The LOFAR pipeline system is built using the Python programming language. Certain features build upon the following libraries and tools. The short descriptions given here should serve as background material for those who simply wish to use the framework: directly interacting with these components should rarely be necessary. Developers, of course, will wish to learn in detail about all of these libraries.
IPython, billed as “an enhanced interactive Python”, also provides a comprehensive and easy-to-use suite of tools for parallel processing across a cluster of compute nodes using Python. This capability is may be used for writing recipes in the pipeline system.
The parallel computing capabilities are only available in recent (post-0.9) releases of IPython. The reader may wish to refer to the IPython documentation for more information, or, for a summary of the capabilities of the system, to the Notes on IPython document on the LOFAR wiki.

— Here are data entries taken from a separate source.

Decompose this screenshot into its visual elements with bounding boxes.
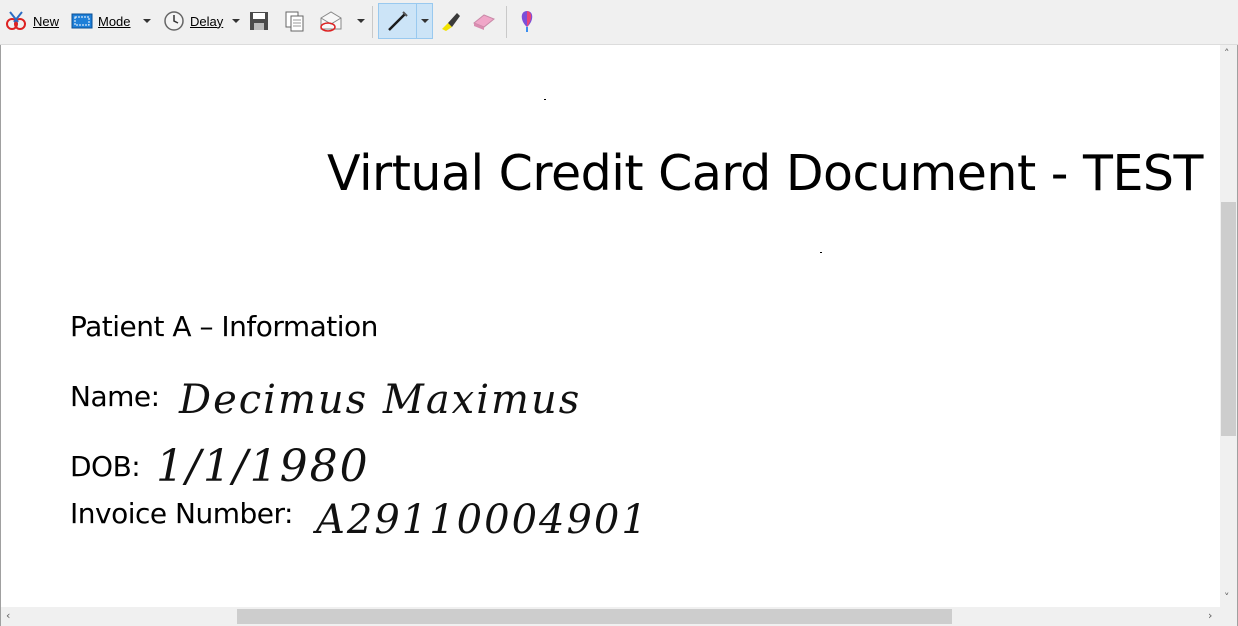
section-heading: Patient A – Information <box>70 310 378 343</box>
mode-button[interactable]: Mode <box>71 6 131 36</box>
name-value: Decimus Maximus <box>179 377 582 423</box>
pen-dropdown-arrow[interactable] <box>421 19 429 23</box>
toolbar-separator-2 <box>506 6 507 38</box>
scroll-right-arrow[interactable]: › <box>1208 609 1212 622</box>
copy-icon <box>285 11 304 32</box>
highlighter-icon <box>442 13 460 31</box>
eraser-icon <box>473 14 495 30</box>
scroll-left-arrow[interactable]: ‹ <box>6 609 10 622</box>
vertical-scrollbar[interactable]: ˄ ˅ <box>1220 45 1237 607</box>
pen-split-divider <box>416 4 417 38</box>
vertical-scroll-thumb[interactable] <box>1221 202 1236 436</box>
highlighter-button[interactable] <box>438 6 462 36</box>
delay-clock-icon <box>164 11 184 31</box>
send-email-icon <box>320 11 342 32</box>
pen-icon <box>388 11 408 31</box>
pen-tool[interactable] <box>386 6 410 36</box>
captured-document: Virtual Credit Card Document - TEST Pati… <box>1 45 1221 607</box>
new-button[interactable]: New <box>4 6 59 36</box>
snip-canvas[interactable]: Virtual Credit Card Document - TEST Pati… <box>0 45 1238 626</box>
horizontal-scrollbar[interactable]: ‹ › <box>1 607 1221 626</box>
dob-label: DOB: <box>70 450 141 483</box>
mode-label: Mode <box>98 13 131 29</box>
invoice-number-label: Invoice Number: <box>70 497 293 530</box>
paint3d-icon <box>521 11 533 32</box>
new-snip-icon <box>6 11 26 30</box>
toolbar-separator <box>372 6 373 38</box>
snipping-toolbar: New Mode Delay <box>0 0 1238 45</box>
delay-button[interactable]: Delay <box>163 6 223 36</box>
save-button[interactable] <box>249 6 269 36</box>
mode-icon <box>71 13 93 29</box>
document-title: Virtual Credit Card Document - TEST <box>327 145 1203 202</box>
copy-button[interactable] <box>284 6 306 36</box>
dob-value: 1/1/1980 <box>156 441 370 492</box>
scroll-up-arrow[interactable]: ˄ <box>1224 47 1230 60</box>
ink-speck <box>544 99 546 100</box>
send-snip-button[interactable] <box>318 6 344 36</box>
scrollbar-corner <box>1220 607 1237 626</box>
scroll-down-arrow[interactable]: ˅ <box>1224 591 1230 604</box>
delay-dropdown-arrow[interactable] <box>232 19 240 23</box>
name-label: Name: <box>70 380 160 413</box>
delay-label: Delay <box>190 13 224 29</box>
save-icon <box>250 12 268 30</box>
mode-dropdown-arrow[interactable] <box>143 19 151 23</box>
ink-speck <box>820 252 822 253</box>
edit-paint3d-button[interactable] <box>516 6 538 36</box>
send-dropdown-arrow[interactable] <box>357 19 365 23</box>
eraser-button[interactable] <box>472 6 496 36</box>
new-label: New <box>33 13 60 29</box>
invoice-number-value: A29110004901 <box>316 497 649 543</box>
horizontal-scroll-thumb[interactable] <box>237 609 952 624</box>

A slight enhancement to the standard 0.9 IPython release is included with the pipeline system. We subclass IPython.kernel.task.StringTask to create pipeline.support.LOFARTask. This adds the dependargs named argument to the standard StringTask, which, in turn, is fed to the tasks’s depend() method. This makes the dependency system significantly more useful. See, for example, the DPPP recipe for an example of its use.
An alternative method of starting a distributed process across the cluster is to use the distproc system by Ger van Diepen. This system is used internally by various pipeline components, such as the MWImager; the intested reader is referred to the MWImager Manual for an overview of the operation of this system.
Infrastructure for supporting the distproc system is well embedded within various pipeline components, so the new framework has been designed to make use of that where possible. In particular, the reader’s attention is drawn to two file tyes:
The information contained in this files is used by both the task distribution systems to schedule jobs on the appropriate compute nodes.